Amerika blockiert den digitalen Dollar bis 2030 — und hat gerade eine politische Mauer getroffen

Die US-Regierung hat eine der folgenreichsten Entscheidungen zur digitalen Währung in der Geschichte getroffen — und dann sofort vor der Tür des Weißen Hauses gestoppt.

◆ Die Abstimmung: Der US-Senat hat das 21st Century ROAD to Housing Act mit einer überwältigenden Mehrheit von 85–5 verabschiedet und ein vorübergehendes Verbot für die Federal Reserve eingebaut, eine zentrale Bank- digitale Währung bis zum 31. Dezember 2030 auszugeben. (Bitcoin Stiftung)

◆ Was das Verbot tatsächlich besagt: Die gesetzgeberische Sprache ist absichtlich breit gefasst — es verbietet der Federal Reserve und ihren Mitgliedsbanken, digitale Vermögenswerte auszugeben oder zu schaffen, die als zentrale Bank- digitale Währung fungieren, egal ob der Mechanismus direkt oder über Finanzinstitute oder andere Dritte vermittelt wird. (Crypto Economy)

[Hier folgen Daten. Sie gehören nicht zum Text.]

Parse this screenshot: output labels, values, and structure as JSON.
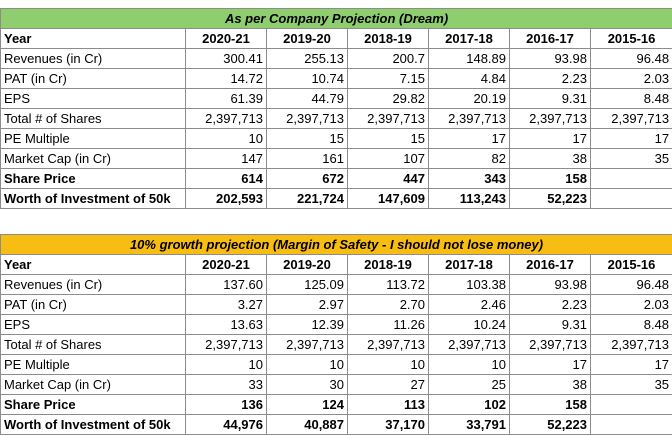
{
  "colors": {
    "dream_header": "#8fce6e",
    "safety_header": "#f7bd12",
    "grid": "#8c8c8c"
  },
  "years": [
    "2020-21",
    "2019-20",
    "2018-19",
    "2017-18",
    "2016-17",
    "2015-16"
  ],
  "dream": {
    "title": "As per Company Projection (Dream)",
    "rows": [
      {
        "label": "Year",
        "values": [
          "2020-21",
          "2019-20",
          "2018-19",
          "2017-18",
          "2016-17",
          "2015-16"
        ]
      },
      {
        "label": "Revenues (in Cr)",
        "values": [
          "300.41",
          "255.13",
          "200.7",
          "148.89",
          "93.98",
          "96.48"
        ]
      },
      {
        "label": "PAT (in Cr)",
        "values": [
          "14.72",
          "10.74",
          "7.15",
          "4.84",
          "2.23",
          "2.03"
        ]
      },
      {
        "label": "EPS",
        "values": [
          "61.39",
          "44.79",
          "29.82",
          "20.19",
          "9.31",
          "8.48"
        ]
      },
      {
        "label": "Total # of Shares",
        "values": [
          "2,397,713",
          "2,397,713",
          "2,397,713",
          "2,397,713",
          "2,397,713",
          "2,397,713"
        ]
      },
      {
        "label": "PE Multiple",
        "values": [
          "10",
          "15",
          "15",
          "17",
          "17",
          "17"
        ]
      },
      {
        "label": "Market Cap (in Cr)",
        "values": [
          "147",
          "161",
          "107",
          "82",
          "38",
          "35"
        ]
      },
      {
        "label": "Share Price",
        "values": [
          "614",
          "672",
          "447",
          "343",
          "158",
          ""
        ]
      },
      {
        "label": "Worth of Investment of 50k",
        "values": [
          "202,593",
          "221,724",
          "147,609",
          "113,243",
          "52,223",
          ""
        ]
      }
    ]
  },
  "safety": {
    "title": "10% growth projection (Margin of Safety - I should not lose money)",
    "rows": [
      {
        "label": "Year",
        "values": [
          "2020-21",
          "2019-20",
          "2018-19",
          "2017-18",
          "2016-17",
          "2015-16"
        ]
      },
      {
        "label": "Revenues (in Cr)",
        "values": [
          "137.60",
          "125.09",
          "113.72",
          "103.38",
          "93.98",
          "96.48"
        ]
      },
      {
        "label": "PAT (in Cr)",
        "values": [
          "3.27",
          "2.97",
          "2.70",
          "2.46",
          "2.23",
          "2.03"
        ]
      },
      {
        "label": "EPS",
        "values": [
          "13.63",
          "12.39",
          "11.26",
          "10.24",
          "9.31",
          "8.48"
        ]
      },
      {
        "label": "Total # of Shares",
        "values": [
          "2,397,713",
          "2,397,713",
          "2,397,713",
          "2,397,713",
          "2,397,713",
          "2,397,713"
        ]
      },
      {
        "label": "PE Multiple",
        "values": [
          "10",
          "10",
          "10",
          "10",
          "17",
          "17"
        ]
      },
      {
        "label": "Market Cap (in Cr)",
        "values": [
          "33",
          "30",
          "27",
          "25",
          "38",
          "35"
        ]
      },
      {
        "label": "Share Price",
        "values": [
          "136",
          "124",
          "113",
          "102",
          "158",
          ""
        ]
      },
      {
        "label": "Worth of Investment of 50k",
        "values": [
          "44,976",
          "40,887",
          "37,170",
          "33,791",
          "52,223",
          ""
        ]
      }
    ]
  }
}
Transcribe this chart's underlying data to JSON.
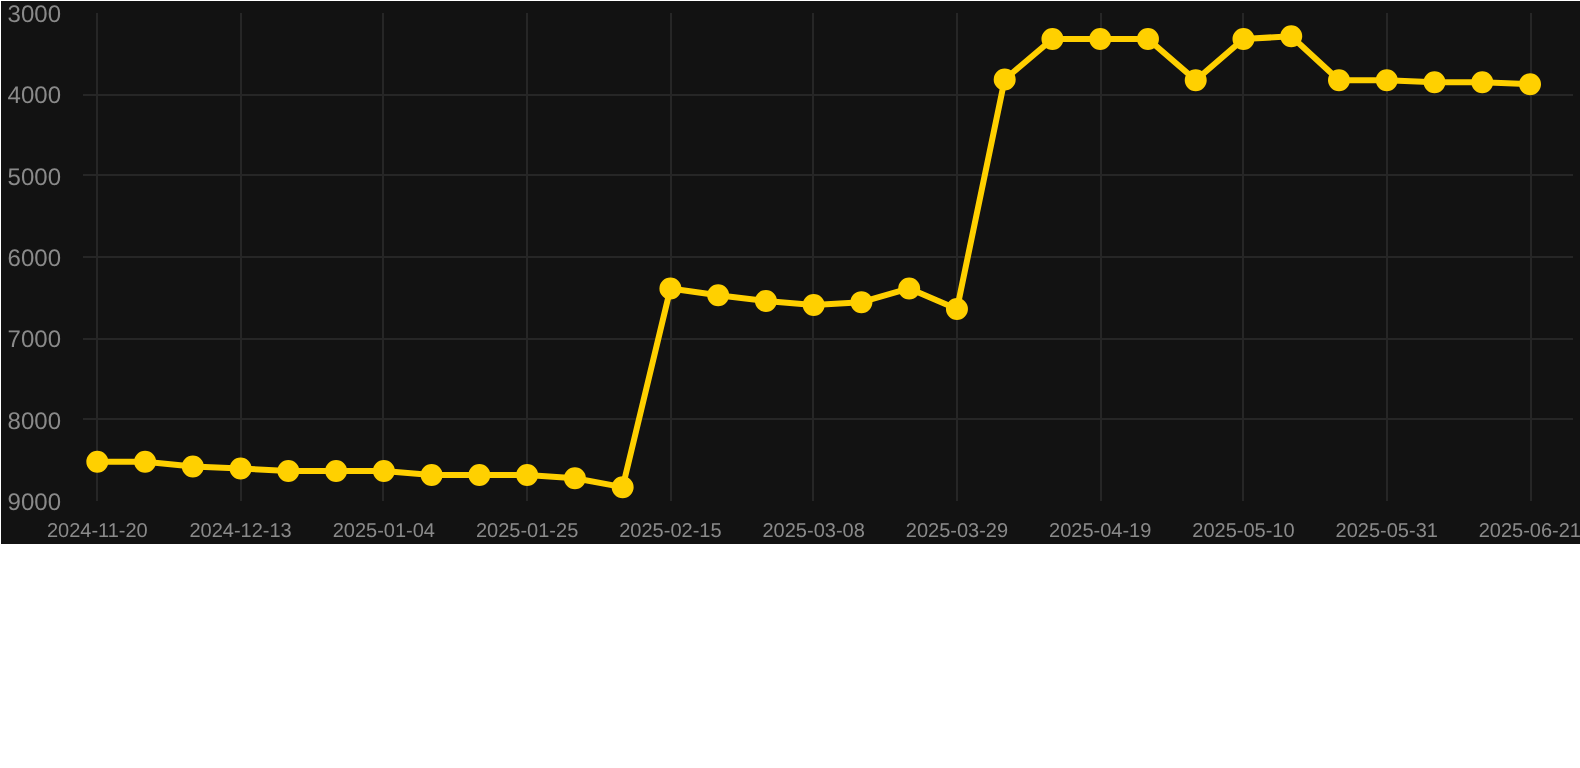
{
  "chart_data": {
    "type": "line",
    "categories": [
      "2024-11-20",
      null,
      null,
      "2024-12-13",
      null,
      null,
      "2025-01-04",
      null,
      null,
      "2025-01-25",
      null,
      null,
      "2025-02-15",
      null,
      null,
      "2025-03-08",
      null,
      null,
      "2025-03-29",
      null,
      null,
      "2025-04-19",
      null,
      null,
      "2025-05-10",
      null,
      null,
      "2025-05-31",
      null,
      null,
      "2025-06-21"
    ],
    "series": [
      {
        "color": "#ffd000",
        "values": [
          8518,
          8518,
          8577,
          8600,
          8630,
          8630,
          8630,
          8680,
          8680,
          8680,
          8720,
          8830,
          6387,
          6470,
          6540,
          6590,
          6555,
          6387,
          6640,
          3817,
          3320,
          3320,
          3320,
          3826,
          3320,
          3286,
          3826,
          3826,
          3851,
          3851,
          3876
        ]
      }
    ],
    "ylim": [
      9000,
      3000
    ],
    "yticks": [
      3000,
      4000,
      5000,
      6000,
      7000,
      8000,
      9000
    ],
    "grid": true,
    "marker": "circle",
    "line_style": "solid"
  }
}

◆ Trump verweigert die Unterschrift: Trump hat die Pläne storniert, das Gesetz zu unterzeichnen, und will stattdessen abwarten, bis der Kongress den SAVE AMERICA Act vorantreibt. Diesen beschrieb er als nationale Notlage — wodurch die CBDC-Verbotsklausel auf Eis gelegt wird, obwohl der Gesetzentwurf das Repräsentantenhaus mit 358–32 und den Senat mit 85–5 passiert hat. (Crypto News)

◆ Wer gewinnt, wenn das Verbot bestehen bleibt: Der praktische Effekt besteht darin, die Federal Reserve formell als möglichen Wettbewerber für private Dollar-Stablecoin-Emittenten auszuschließen. USDT und USDC machen zusammen etwa 87% der gesamten Marktkapitalisierung von Stablecoins aus. Diese liegt (Stand Mitte 2026) bei ungefähr 230 Milliarden US-Dollar über alle Ketten und Emittenten hinweg. (Crypto Economy)

◆ Die beeindruckende Position von Tether: Tether hält derzeit etwa 141 Milliarden US-Dollar in US-Staatsanleihen. Damit gehört es zu den größten nicht-staatlichen Inhabern von US-Schuldverschreibungen mit kurzer Laufzeit weltweit — vor den Zentralbanken mehrerer mittelgroßer Volkswirtschaften. (Crypto Economy)

◆ Der globale Wettlauf geht weiter: Die Europäische Zentralbank zielt auf einen vollständigen Start des digitalen Euro im Jahr 2029 ab. Der digitale Yuan Chinas ist bereits in 26 Finanzinstituten über grenzüberschreitende Zahlungsnetzwerke im Einsatz (Stand Juni 2026). Die Position der USA ist daher eine gezielte vierjährige Pause — keine dauerhafte Zurückweisung. (Crypto Economy)

◆ Die Klippe von 2030: Das Verbot der Federal Reserve für CBDCs läuft 2030 aus. Dadurch entsteht ein politischer Wendepunkt, der mit einer neuen Amtszeit des Präsidenten, einer möglicherweise veränderten Zusammensetzung des Kongresses und einem geänderten internationalen Wettbewerbsmarkt zusammenfallen wird. (Crypto Economy)

◆ Kalifornien handelt unabhängig: Neue Krypto-Vorschriften treten am 1. Juli 2026 in Kalifornien in Kraft — das Gesetz zu digitalen Finanzwerten des Bundesstaats verlangt, dass jeder, der geschäftlich mit digitalen Finanzwerten im Zusammenhang mit einem in Kalifornien ansässigen Einwohner tätig wird, eine Lizenz bei der Finanzschutzbehörde des Bundesstaats einholt. (DL News)

Während Washington über digitale Dollar diskutiert, expandiert Chinas digitaler Yuan und Europas digitaler Euro rückt dem Start näher — ist die vierjährige Pause der USA ein strategischer Vorteil oder eine kostspielige Verzögerung im globalen Rennen um die monetäre Infrastruktur?